Bisnis.com, JAKARTA — Lembaga pemeringkat Moody's Investors Service menetapkan peringkat Baa2 bagi obligasi Indonesia yang akan diterbitkan dalam mata uang yen Jepang.
Program penerbitan Samurai Bond itu telah diproses sejak 30 April dengan target dana penghimpunan 600 miliar yen. Moody's juga telah memberikan peringkat Baa2 untuk kelima drawdowns yang memiliki jatuh tempo mulai dari 3 tahun sampai 20 tahun.
"Hasil obligasi yang akan diterbitkan dalam program ini dimaksudkan untuk membiayai defisit anggaran dan untuk keperluan umum Pemerintah. Selain itu juga untuk mendanai program pemulihan virus corona," tulis Mood’s dalam laporannya, Kamis (9/7/2020).
Sebagai informasi, peringkat Baa2 mencerminkan bahwa Pemerintah Indonesia memiliki prospek stabil. Moody's menilai Indonesia memiliki kebijakan ekonomi makro yang stabil serta tahan terhadap guncangan. Selain itu, didukung oleh defisit fiskal yang kecil dan pemerintahan yang rendah rasio utang.
Prospek yang stabil mencerminkan risiko yang seimbang di Baa2. Moody's menggabungkan risiko dari tantangan politik hingga reformasi ekonomi, fiskal dan peraturan yang luas yang kemungkinan akan berdampak negatif.
Di sisi lain, Moody's juga mempertimbangkan katalis positif berupa potensi peningkatan daya saing sebagai hasil dari penerapan reformasi yang efektif.
Baca Juga
Meski demikian, kasus-kasus virus korona yang dilaporkan di Indonesia telah meningkat dengan pesat selama beberapa bulan terakhir yang memicu penutupan dan penguncian di seluruh Tanah Air. Hal ini menjadi pukulan berat bagi industri pariwisata yang akan berimbas pada pertumbuhan ekonomi negara.

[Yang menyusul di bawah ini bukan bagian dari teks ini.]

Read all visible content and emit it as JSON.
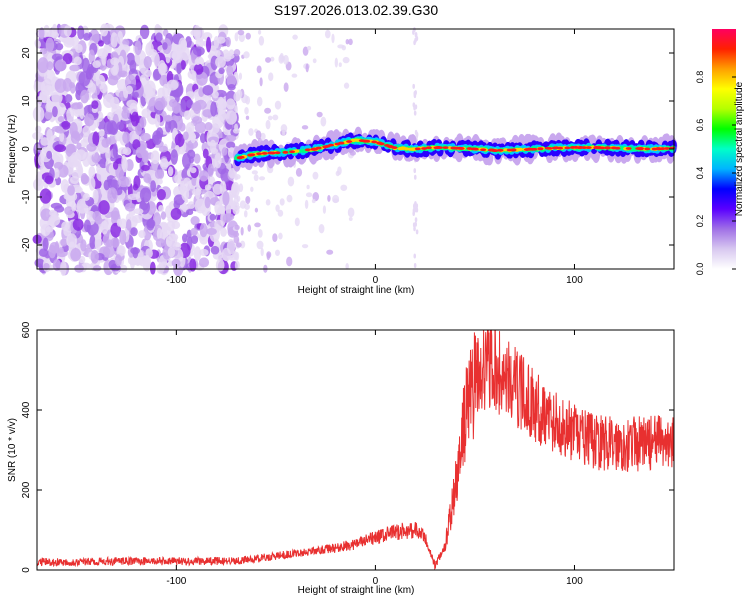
{
  "title": "S197.2026.013.02.39.G30",
  "colors": {
    "snr_line": "#e83030",
    "axis": "#000000",
    "colormap": [
      "#ffffff",
      "#e6d9f5",
      "#c9a8ee",
      "#a066e6",
      "#8a2be2",
      "#2a00ff",
      "#00c8ff",
      "#00ff80",
      "#c8ff00",
      "#ffd000",
      "#ff7a00",
      "#ff1a1a",
      "#ff0066"
    ]
  },
  "chart_data": [
    {
      "type": "heatmap",
      "title": "",
      "xlabel": "Height of straight line (km)",
      "ylabel": "Frequency (Hz)",
      "xlim": [
        -170,
        150
      ],
      "ylim": [
        -25,
        25
      ],
      "xticks": [
        {
          "value": -100,
          "label": "-100"
        },
        {
          "value": 0,
          "label": "0"
        },
        {
          "value": 100,
          "label": "100"
        }
      ],
      "yticks": [
        {
          "value": -20,
          "label": "-20"
        },
        {
          "value": -10,
          "label": "-10"
        },
        {
          "value": 0,
          "label": "0"
        },
        {
          "value": 10,
          "label": "10"
        },
        {
          "value": 20,
          "label": "20"
        }
      ],
      "colorbar": {
        "label": "Normalized spectral amplitude",
        "range": [
          0,
          1
        ],
        "ticks": [
          {
            "value": 0.0,
            "label": "0.0"
          },
          {
            "value": 0.2,
            "label": "0.2"
          },
          {
            "value": 0.4,
            "label": "0.4"
          },
          {
            "value": 0.6,
            "label": "0.6"
          },
          {
            "value": 0.8,
            "label": "0.8"
          }
        ]
      },
      "noise_region_x": [
        -170,
        -70
      ],
      "signal_trace": {
        "x": [
          -70,
          -60,
          -50,
          -40,
          -30,
          -20,
          -10,
          0,
          10,
          20,
          30,
          40,
          50,
          60,
          70,
          80,
          90,
          100,
          110,
          120,
          130,
          140,
          150
        ],
        "freq": [
          -2,
          -1,
          -0.8,
          -0.5,
          0,
          1,
          1.8,
          1.5,
          0.2,
          0,
          0.3,
          0.2,
          0,
          -0.3,
          -0.2,
          0,
          0.2,
          0.3,
          0.3,
          0.2,
          0.1,
          0,
          0.2
        ]
      }
    },
    {
      "type": "line",
      "title": "",
      "xlabel": "Height of straight line (km)",
      "ylabel": "SNR (10 * v/v)",
      "xlim": [
        -170,
        150
      ],
      "ylim": [
        0,
        600
      ],
      "xticks": [
        {
          "value": -100,
          "label": "-100"
        },
        {
          "value": 0,
          "label": "0"
        },
        {
          "value": 100,
          "label": "100"
        }
      ],
      "yticks": [
        {
          "value": 0,
          "label": "0"
        },
        {
          "value": 200,
          "label": "200"
        },
        {
          "value": 400,
          "label": "400"
        },
        {
          "value": 600,
          "label": "600"
        }
      ],
      "series": [
        {
          "name": "SNR",
          "x": [
            -170,
            -150,
            -130,
            -110,
            -90,
            -70,
            -60,
            -50,
            -40,
            -30,
            -20,
            -10,
            0,
            10,
            20,
            25,
            30,
            35,
            40,
            45,
            50,
            55,
            60,
            70,
            80,
            90,
            100,
            110,
            120,
            130,
            140,
            150
          ],
          "y": [
            20,
            20,
            22,
            22,
            22,
            23,
            28,
            35,
            42,
            48,
            55,
            65,
            80,
            95,
            100,
            80,
            10,
            60,
            200,
            380,
            480,
            510,
            500,
            460,
            410,
            370,
            340,
            320,
            315,
            315,
            318,
            320
          ]
        }
      ]
    }
  ]
}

Meskipun mengumumkan stimulus moneter dan fiskal, tetapi efek pada pasar keuangan sangat parah. Sementara itu, orang Indonesia mengalami defisit transaksi berjalan dan anggaran yang rendah, penghindaran risiko berkepanjangan juga akan membebani keterjangkauan utang yang sudah lemah dan menguji buffer eksternal.

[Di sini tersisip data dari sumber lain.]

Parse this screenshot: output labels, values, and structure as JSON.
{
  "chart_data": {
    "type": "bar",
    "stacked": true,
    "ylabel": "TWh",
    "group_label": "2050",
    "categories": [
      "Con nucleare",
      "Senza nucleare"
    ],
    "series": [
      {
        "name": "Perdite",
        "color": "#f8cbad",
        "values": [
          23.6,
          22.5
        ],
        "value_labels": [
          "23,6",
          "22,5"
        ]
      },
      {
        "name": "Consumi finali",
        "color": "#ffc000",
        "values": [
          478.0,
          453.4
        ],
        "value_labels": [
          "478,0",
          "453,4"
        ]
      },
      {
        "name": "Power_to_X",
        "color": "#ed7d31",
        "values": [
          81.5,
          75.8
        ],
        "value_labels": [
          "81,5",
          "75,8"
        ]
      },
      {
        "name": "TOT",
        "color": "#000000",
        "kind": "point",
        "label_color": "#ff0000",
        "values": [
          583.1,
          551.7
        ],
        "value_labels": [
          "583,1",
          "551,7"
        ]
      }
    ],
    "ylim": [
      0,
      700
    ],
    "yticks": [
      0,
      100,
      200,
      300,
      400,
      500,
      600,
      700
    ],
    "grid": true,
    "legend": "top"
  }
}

Moody's menilai investasi non-residen yang cukup besar di Indonesia membuat arus masuk modal menjadi naik turun yang diperkuat selama masa pandemi.
"Ini memiliki efek ekonomi secara luas. Profil kredit korporasi yang lemah karena pembayaran hutang dapat merusak kualitas aset bank," tulis Moody’s.